Entity resolution—regardless of implementation or accuracy—is simply picking the correct ID for entity references in data. Entity resolution and identity are intrinsically tied.
Even when implementing decent approaches to entity disambiguation, there are still edge cases. Purely statistical based approaches often have the problem in that they are only as good as the term-pair specificity found in their prior—or, in other words, just because a data point is unique, doesn’t mean it’s identifiable. Even if it were, there is sometimes still not enough information to know for sure.
A data scientist knows how rare it is to have 100% confidence, and entity resolution is no exception.
We’ve found that entity references in public data are Pareto Distributed. This means that approximately 80% of the records are accounted for by 20% of the entities. Which makes sense, intuitively—the bigger and more popular a company is, the more datasets it appears in.
Taking this into account, simply defining rules for well-known entities and their associated properties can effectively link more than 80% of the records with relatively minimal scientific effort (without regards to the engineering complexity).
A Connected Graph: Building Our Map
Resolving entities connects our otherwise disconnected graph into an asset of knowledge that is as rich as our ability to acquire new data and indicate its meaning. If we go back to our initial driving goal of being able to answer progressively complex questions of our data, we have to ask ourselves, does this really help solve that problem?
Let’s walk through an example of a complex question that a knowledge graph can easily answer:
Of the subsidiaries of Tesla, which facilities have OSHA violations and manage the release of a carcinogen? Are any of them within 50 miles of my home town?
If you wanted to answer this question in a bespoke manner, you might find some SEC subsidiary data, realize there are no addresses associated with the names, and then spend time searching and collecting addresses—perhaps using the OSHA establishment search page—and associated people into a spreadsheet.
To figure out which facilities manage the release of a carcinogen, you could then peruse the EPA Toxic Release Inventory to find the latitude and longitude of each location (which you’d then have to look up via something like Google Maps).
If you managed to walk through all of these steps—and didn’t make any mistakes—you may have finally found the answer to your question.
Even if you’re an experienced data sleuth, this process is cumbersome. And, if you then wanted to get the same answer for, say, Toyota, you’d have to do it all again manually.
With a knowledge graph, this question is a relatively simple graph traversal (paraphrasing).
g.V().has(“name”, “Tesla”).out(“subsidiaries”).and( out(‘osha_violation’), out(“toxic_release”).has(“carcinogen”, true) ).out(“facility”).has(“point”, geoWithin(Geoshape.circle(74.0060, 40.7128, 50)))
At Enigma, what we’re doing is several orders of magnitude greater than this pattern of work. We’ve created a data linking workflow that results in a graph of knowledge.
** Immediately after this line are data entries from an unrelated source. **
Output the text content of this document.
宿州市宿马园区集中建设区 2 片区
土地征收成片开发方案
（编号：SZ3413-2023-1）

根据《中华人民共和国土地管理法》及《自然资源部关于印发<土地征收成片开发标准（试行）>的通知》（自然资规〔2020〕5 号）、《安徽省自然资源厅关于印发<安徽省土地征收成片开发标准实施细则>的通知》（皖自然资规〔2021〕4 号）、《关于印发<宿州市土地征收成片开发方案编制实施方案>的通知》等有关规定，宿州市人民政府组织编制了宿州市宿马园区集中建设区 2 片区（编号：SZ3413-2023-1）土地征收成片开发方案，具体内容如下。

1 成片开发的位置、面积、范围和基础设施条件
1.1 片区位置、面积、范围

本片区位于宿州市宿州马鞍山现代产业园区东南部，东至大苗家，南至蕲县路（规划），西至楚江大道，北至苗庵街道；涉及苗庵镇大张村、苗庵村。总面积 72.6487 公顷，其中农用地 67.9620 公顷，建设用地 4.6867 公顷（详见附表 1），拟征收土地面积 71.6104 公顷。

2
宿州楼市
This is the combination of few key components:
A data asset containing broad and deep information with hard-to-find and hard-to-maintain public data.
A pipeline process that simplifies the work of acquiring, standardizing, and linking new data.
An ontology mapping layer that stores our interpretation of the data.
A generic entity resolution process that increases in accuracy as more data is added.
Search and discovery capabilities using match prediction and a graph database.
By creating a knowledge graph of public data, we’re increasing the likelihood of providing new insight. We’re reducing the time it takes to answer complex questions -- those that once took hours, days, weeks to answer through complicated, non-reproducible data operations can now be answered in mere moments. We’re also making it possible to answer questions that may not have been considered answerable before. The opportunities, it seems, are endless.